Parodiando al
gran maestro Shakespeare, podríamos hacernos la fatídica pregunta de difícil
respuesta: Estar loco o no estar loco, esa es la cuestión. Puede pensarse que
todo es relativo, que nadie está completamente loco ni nadie está completamente
cuerdo. Y desde que el mundo es mundo han marchado en estrecha relación la
magia, la locura y el arte con un objetivo común: descubrir los secretos que
esconde el misterio de la existencia humana y el misterio de la propia
naturaleza, y ello sucede para plantear el ideal de trascendencia, esquivar la
angustia de sabernos mortales, tratar de aportar algo de luz en medio de tanta
oscuridad. Así las primeras pinturas rupestres tuvieron una función de
exorcismo, si se representaban animales en las cuevas era con el deseo de que
esos animales pudieran ser cazados por la tribu. Un loco acto de fe similar a
cuando se saca en procesión a los santos para que llueva. En la Edad Media a
los desequilibrados se les sentenciaba directamente a la hoguera, una forma de
profilaxis muy querida por la Santa Inquisición. En el cuadro “La nave de los
locos”, El Bosco hace una sátira contra esa locura colectiva del mundo: los
hombres extraviados en sus obsesiones y lujurias olvidan el espíritu, y
cantando, bebiendo y fornicando navegan sin rumbo. Más tarde los pintores
expresionistas muestran con crudeza el desequilibrio emocional, recordemos el
cuadro “El grito”, del noruego Eduard Munch, que nos golpea directamente con su
deformidad expresiva. Para las letras y las artes, parece que la locura –es
decir, la salida de uno mismo, la enajenación- es un elemento casi
imprescindible, un elemento necesario, consustancial. Frida Khalo era una
amargada bipolar, el pintor Pollock administraba su locura a base de mucho
alcohol, otros ha habido que se han guiado por el opio o la cocaína. Foucault
aseveraba que el arte empuja la locura, y la locura empuja al arte. Al mismo
tiempo, el creador necesita que su disidencia interior, su impulso creativo,
salga de su mente para de alguna manera –mediante esa terapia- volver al mundo
de los ciudadanos “normales”, normales entre comillas.
Y es que la
obra de arte nace del lado más impenetrable de nuestra existencia, del llamado
inconsciente, y –como producto de ese impulso irracional- esa obra de arte
brota de las pasiones, los miedos, los deseos, la necesidad, el instinto, el
amor y el desamor, la vanidad, la ira, el gozo y el dolor de sentirse vivos.

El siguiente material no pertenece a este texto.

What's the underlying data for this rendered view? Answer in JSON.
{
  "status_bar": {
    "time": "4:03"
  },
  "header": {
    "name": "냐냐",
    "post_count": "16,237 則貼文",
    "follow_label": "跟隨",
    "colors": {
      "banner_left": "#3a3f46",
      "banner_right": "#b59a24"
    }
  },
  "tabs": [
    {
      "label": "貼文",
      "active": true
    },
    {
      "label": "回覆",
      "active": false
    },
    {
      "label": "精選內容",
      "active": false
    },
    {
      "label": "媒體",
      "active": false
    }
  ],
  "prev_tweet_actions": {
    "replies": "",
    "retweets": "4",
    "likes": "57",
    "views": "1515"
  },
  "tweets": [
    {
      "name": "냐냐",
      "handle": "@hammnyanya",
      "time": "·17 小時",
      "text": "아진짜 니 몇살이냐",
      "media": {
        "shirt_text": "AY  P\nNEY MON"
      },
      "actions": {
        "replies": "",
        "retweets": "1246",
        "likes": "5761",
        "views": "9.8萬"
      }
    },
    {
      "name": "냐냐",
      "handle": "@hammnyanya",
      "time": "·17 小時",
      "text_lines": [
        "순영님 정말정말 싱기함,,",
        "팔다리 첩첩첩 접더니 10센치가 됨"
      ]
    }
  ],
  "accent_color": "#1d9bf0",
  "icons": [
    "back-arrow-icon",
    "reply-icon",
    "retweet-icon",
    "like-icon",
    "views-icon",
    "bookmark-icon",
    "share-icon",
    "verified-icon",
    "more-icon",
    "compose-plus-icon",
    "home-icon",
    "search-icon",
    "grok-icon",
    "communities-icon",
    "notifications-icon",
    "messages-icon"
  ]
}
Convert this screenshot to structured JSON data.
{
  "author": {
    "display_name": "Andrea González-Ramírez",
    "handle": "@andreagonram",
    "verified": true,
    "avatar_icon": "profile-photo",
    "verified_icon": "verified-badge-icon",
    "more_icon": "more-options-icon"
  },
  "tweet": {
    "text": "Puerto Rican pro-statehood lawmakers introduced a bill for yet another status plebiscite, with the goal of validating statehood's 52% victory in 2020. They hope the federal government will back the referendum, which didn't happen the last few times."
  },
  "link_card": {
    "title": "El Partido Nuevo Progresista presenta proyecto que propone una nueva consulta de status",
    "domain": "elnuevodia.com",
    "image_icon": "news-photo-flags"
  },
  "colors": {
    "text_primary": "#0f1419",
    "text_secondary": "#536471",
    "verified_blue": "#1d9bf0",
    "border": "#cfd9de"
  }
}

Ese profundo conflicto genera en el artista la fuerza de crear. En algunos
casos esa pulsión creativa supera el control racional y provoca la locura, no
olvidemos que el impulso de la genialidad está muy vinculado al impulso de
salir de uno mismo, es decir: a la enajenación. Los creadores coquetean con la
esquizofrenia y la paranoia: Van Gogh, Caravaggio, El Bosco, Dalí, James Joyce,
Virginia Woolf, Edgar Allan Poe, Dostoievski, Strindberg, Artaud y un largo
etcétera.
Para escribir
o para pintar el creador necesita semanas, meses y años encerrado en una
habitación, inventando palabras o colores. Se piensa que los novelistas son un
poco esquizofrénicos pues necesitan dividir su mente en varios personajes.

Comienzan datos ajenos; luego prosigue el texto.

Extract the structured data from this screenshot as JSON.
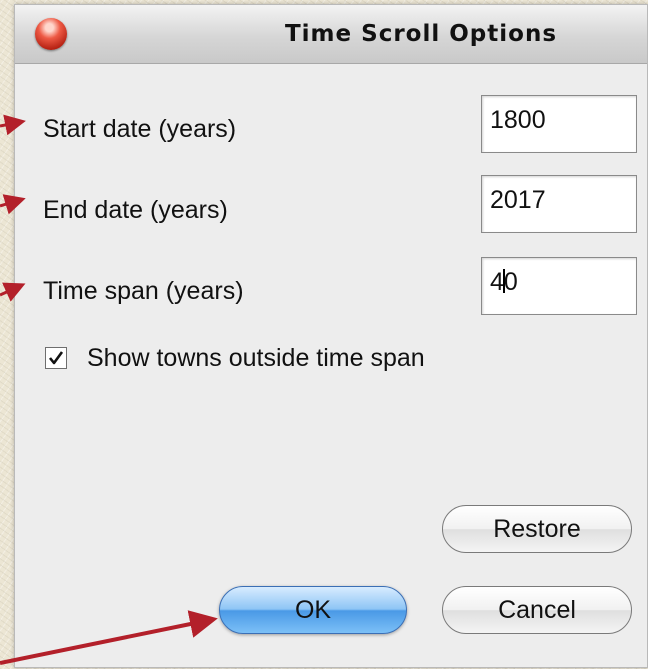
{
  "dialog": {
    "title": "Time Scroll Options",
    "fields": {
      "start_date": {
        "label": "Start date (years)",
        "value": "1800"
      },
      "end_date": {
        "label": "End date (years)",
        "value": "2017"
      },
      "time_span": {
        "label": "Time span (years)",
        "value_before_caret": "4",
        "value_after_caret": "0"
      }
    },
    "show_towns": {
      "label": "Show towns outside time span",
      "checked": true
    },
    "buttons": {
      "restore": "Restore",
      "ok": "OK",
      "cancel": "Cancel"
    }
  },
  "colors": {
    "annotation_arrow": "#b3202a",
    "default_button": "#4a99e6",
    "close_button": "#d83a28"
  }
}
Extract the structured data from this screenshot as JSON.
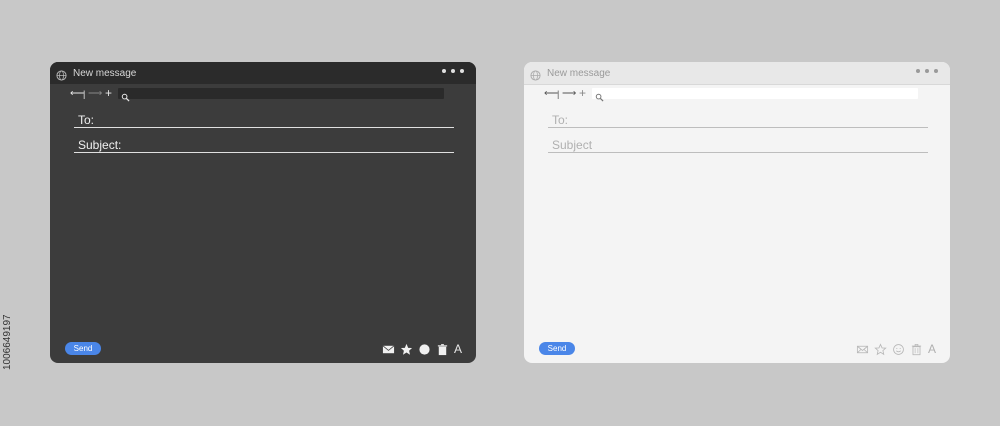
{
  "stock_id": "1006649197",
  "windows": [
    {
      "theme": "dark",
      "title": "New message",
      "nav": {
        "back": "⟵",
        "separator": "|",
        "forward": "⟶",
        "add": "+"
      },
      "fields": {
        "to_label": "To:",
        "subject_label": "Subject:"
      },
      "send_label": "Send",
      "font_label": "A",
      "icons": [
        "globe-icon",
        "more-dots-icon",
        "search-icon",
        "mail-icon",
        "star-icon",
        "emoji-icon",
        "trash-icon",
        "font-icon"
      ]
    },
    {
      "theme": "light",
      "title": "New message",
      "nav": {
        "back": "⟵",
        "separator": "|",
        "forward": "⟶",
        "add": "+"
      },
      "fields": {
        "to_label": "To:",
        "subject_label": "Subject"
      },
      "send_label": "Send",
      "font_label": "A",
      "icons": [
        "globe-icon",
        "more-dots-icon",
        "search-icon",
        "mail-icon",
        "star-icon",
        "emoji-icon",
        "trash-icon",
        "font-icon"
      ]
    }
  ],
  "colors": {
    "background": "#c8c8c8",
    "dark_window": "#3c3c3c",
    "dark_titlebar": "#2b2b2b",
    "light_window": "#f4f4f4",
    "send_button": "#4a86e8"
  }
}
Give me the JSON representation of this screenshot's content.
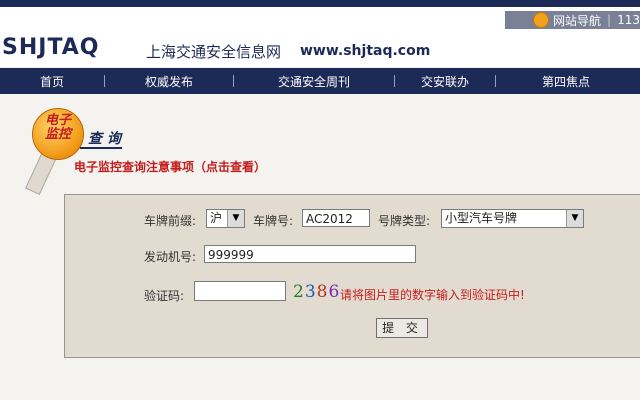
{
  "header": {
    "logo": "SHJTAQ",
    "site_name": "上海交通安全信息网",
    "url": "www.shjtaq.com",
    "top_link": "网站导航",
    "top_extra": "113"
  },
  "nav": {
    "items": [
      "首页",
      "权威发布",
      "交通安全周刊",
      "交安联办",
      "第四焦点"
    ]
  },
  "emblem": {
    "line1": "电子",
    "line2": "监控"
  },
  "query_label": "查 询",
  "notice": "电子监控查询注意事项（点击查看）",
  "form": {
    "plate_prefix_label": "车牌前缀:",
    "plate_prefix_value": "沪",
    "plate_no_label": "车牌号:",
    "plate_no_value": "AC2012",
    "plate_type_label": "号牌类型:",
    "plate_type_value": "小型汽车号牌",
    "engine_label": "发动机号:",
    "engine_value": "999999",
    "captcha_label": "验证码:",
    "captcha_value": "",
    "captcha_digits": [
      "2",
      "3",
      "8",
      "6"
    ],
    "captcha_hint": "请将图片里的数字输入到验证码中!",
    "submit_label": "提 交"
  }
}
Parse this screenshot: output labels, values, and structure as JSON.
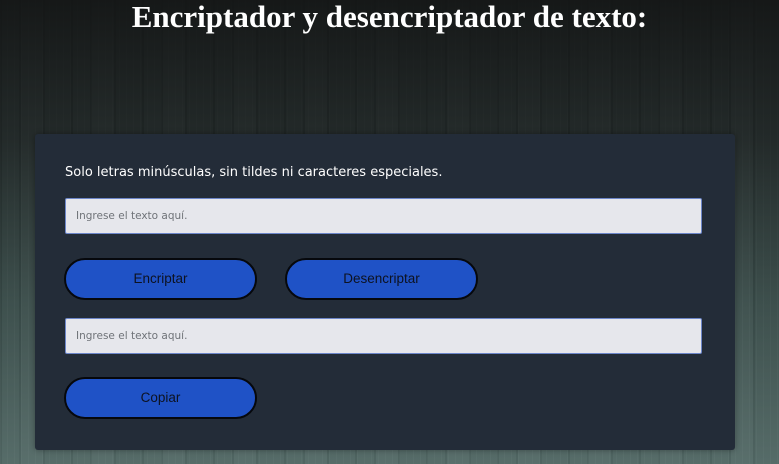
{
  "header": {
    "title": "Encriptador y desencriptador de texto:"
  },
  "form": {
    "hint": "Solo letras minúsculas, sin tildes ni caracteres especiales.",
    "input_placeholder": "Ingrese el texto aquí.",
    "input_value": "",
    "output_placeholder": "Ingrese el texto aquí.",
    "output_value": "",
    "encrypt_label": "Encriptar",
    "decrypt_label": "Desencriptar",
    "copy_label": "Copiar"
  },
  "colors": {
    "panel_background": "#232c38",
    "button_fill": "#1f52c6",
    "input_background": "#e6e7ec"
  }
}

Suele creerse que los escritores tuvieron una infancia infeliz, una infancia
que fue perdida demasiado pronto y por eso luego se proponen reflejar en sus
libros esos años perdidos. Dice Alfredo Bryce Echenique que el 1 por ciento de
los hombres de ciencia sufre depresión maníaca profunda, frente a un 41 por
ciento de los novelistas. Y es que el trabajo creativo requiere de un inmenso y
sostenido esfuerzo, de tal sacrificio personal y una dedicación tan excepcional
que en todo ello podría estar el origen de sus graves consecuencias personales.
El creador, el artista, es siempre un disidente de lo cotidiano. Alguien que se
sitúa en el otro extremo de los valores aconsejables, de los códigos pragmáticos.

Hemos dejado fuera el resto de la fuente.